The Report recognises that press publishers depend on the enforcement of their rights to protect their investment in publication and suggests that measures are needed to strengthen the enforcement position. The amendments therefore recommend that press publishers are given legal standing to bring proceedings in their own name over the infringement of the rights of the authors of the published works, and also recommends that press publishers are presumed to represent the rightholders of those who contribute to their publication.
Fair remuneration for authors’ and performers’ contracts
The Report indicates that authors and performers face the greatest challenge in ensuring fair remuneration for the exploitation of their works and performances from those to whom they have licenced or transferred their rights.
The Report therefore recommends the following four measures:
- A declaration on authors’ and performers’ right to fair remuneration;
- Increased transparency;
- Contract adjustment mechanisms; and
- More accessible redress.
According to the Report, authors and performers are given better representation for the recognition and enforcement of copyright under Articles 14, 15 and 16 of the proposed Directive.
Reactions from MEPs
Whilst in general the Report has been praised as being well-balanced, and an improvement on the Commission’s original proposal, there are still many contentious areas and agreement on the Report is not to be expected immediately.

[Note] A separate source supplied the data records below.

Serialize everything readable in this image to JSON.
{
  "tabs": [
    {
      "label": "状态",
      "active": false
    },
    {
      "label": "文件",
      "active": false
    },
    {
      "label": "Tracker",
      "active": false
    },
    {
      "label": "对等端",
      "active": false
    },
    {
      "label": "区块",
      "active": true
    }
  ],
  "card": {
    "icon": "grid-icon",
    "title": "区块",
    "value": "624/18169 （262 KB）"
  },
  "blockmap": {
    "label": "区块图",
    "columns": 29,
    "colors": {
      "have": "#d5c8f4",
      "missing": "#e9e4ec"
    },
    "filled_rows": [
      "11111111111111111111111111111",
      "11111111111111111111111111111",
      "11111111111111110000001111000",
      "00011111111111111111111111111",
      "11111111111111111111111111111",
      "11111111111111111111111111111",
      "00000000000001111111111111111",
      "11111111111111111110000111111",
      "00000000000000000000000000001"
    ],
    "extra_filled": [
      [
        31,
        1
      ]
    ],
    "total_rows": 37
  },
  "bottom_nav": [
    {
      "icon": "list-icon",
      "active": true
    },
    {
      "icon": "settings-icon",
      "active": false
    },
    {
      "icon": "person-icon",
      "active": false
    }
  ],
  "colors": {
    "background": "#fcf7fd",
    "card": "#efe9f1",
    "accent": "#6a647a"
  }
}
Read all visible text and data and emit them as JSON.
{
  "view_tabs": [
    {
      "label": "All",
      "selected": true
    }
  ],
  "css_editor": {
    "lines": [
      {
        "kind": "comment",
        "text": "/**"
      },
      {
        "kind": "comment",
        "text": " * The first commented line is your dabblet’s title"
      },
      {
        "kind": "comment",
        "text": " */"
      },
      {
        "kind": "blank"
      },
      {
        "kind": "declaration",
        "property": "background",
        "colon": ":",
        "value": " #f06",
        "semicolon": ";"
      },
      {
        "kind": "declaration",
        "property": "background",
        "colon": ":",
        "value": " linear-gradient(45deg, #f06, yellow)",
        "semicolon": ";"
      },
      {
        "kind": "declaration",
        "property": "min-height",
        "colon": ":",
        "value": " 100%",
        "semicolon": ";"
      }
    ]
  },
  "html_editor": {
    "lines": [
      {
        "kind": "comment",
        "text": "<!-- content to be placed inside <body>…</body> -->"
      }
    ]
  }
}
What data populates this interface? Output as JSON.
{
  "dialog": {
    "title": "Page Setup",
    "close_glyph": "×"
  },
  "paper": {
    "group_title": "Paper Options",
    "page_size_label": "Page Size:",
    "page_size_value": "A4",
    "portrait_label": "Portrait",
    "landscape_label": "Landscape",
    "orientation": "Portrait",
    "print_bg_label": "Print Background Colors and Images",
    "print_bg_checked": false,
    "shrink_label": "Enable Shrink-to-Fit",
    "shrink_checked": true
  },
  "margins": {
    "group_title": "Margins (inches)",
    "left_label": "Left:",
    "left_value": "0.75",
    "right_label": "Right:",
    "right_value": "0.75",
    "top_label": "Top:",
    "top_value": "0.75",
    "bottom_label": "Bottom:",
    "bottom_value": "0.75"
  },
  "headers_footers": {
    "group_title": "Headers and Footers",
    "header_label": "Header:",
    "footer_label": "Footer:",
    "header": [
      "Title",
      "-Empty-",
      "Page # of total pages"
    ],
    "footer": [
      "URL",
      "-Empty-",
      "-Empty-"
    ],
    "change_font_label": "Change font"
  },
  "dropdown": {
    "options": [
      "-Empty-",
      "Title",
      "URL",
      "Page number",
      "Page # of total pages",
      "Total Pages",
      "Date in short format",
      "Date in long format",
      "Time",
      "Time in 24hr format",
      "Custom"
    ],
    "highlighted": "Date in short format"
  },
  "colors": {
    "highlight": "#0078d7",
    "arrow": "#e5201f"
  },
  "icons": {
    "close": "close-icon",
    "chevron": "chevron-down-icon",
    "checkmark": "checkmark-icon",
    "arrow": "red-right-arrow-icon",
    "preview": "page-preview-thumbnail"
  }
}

It was widely agreed that a fair balance must be struck between the protection of creative content, and what access there is to that content. It is also generally agreed that remuneration should be fairer in the sector, and several MEPs have expressed disappointment that the Report has not done enough in relation to fair remuneration for authors’ and performers’ contracts; one suggestion has been to introduce a direct compensation mechanism in order to achieve this.
Additionally, whilst most of the MEPs have welcomed the amendments in relation to rights in publication, some disagree that there is a need to create more rights for publishers and have suggested that there is a risk of over-complicating matters.
The full JURI Committee meeting can be streamed here.
The deadline for tabling further amendments has now passed and the debate is expected to continue when these amendments are considered by the Committee on 3 May 2017.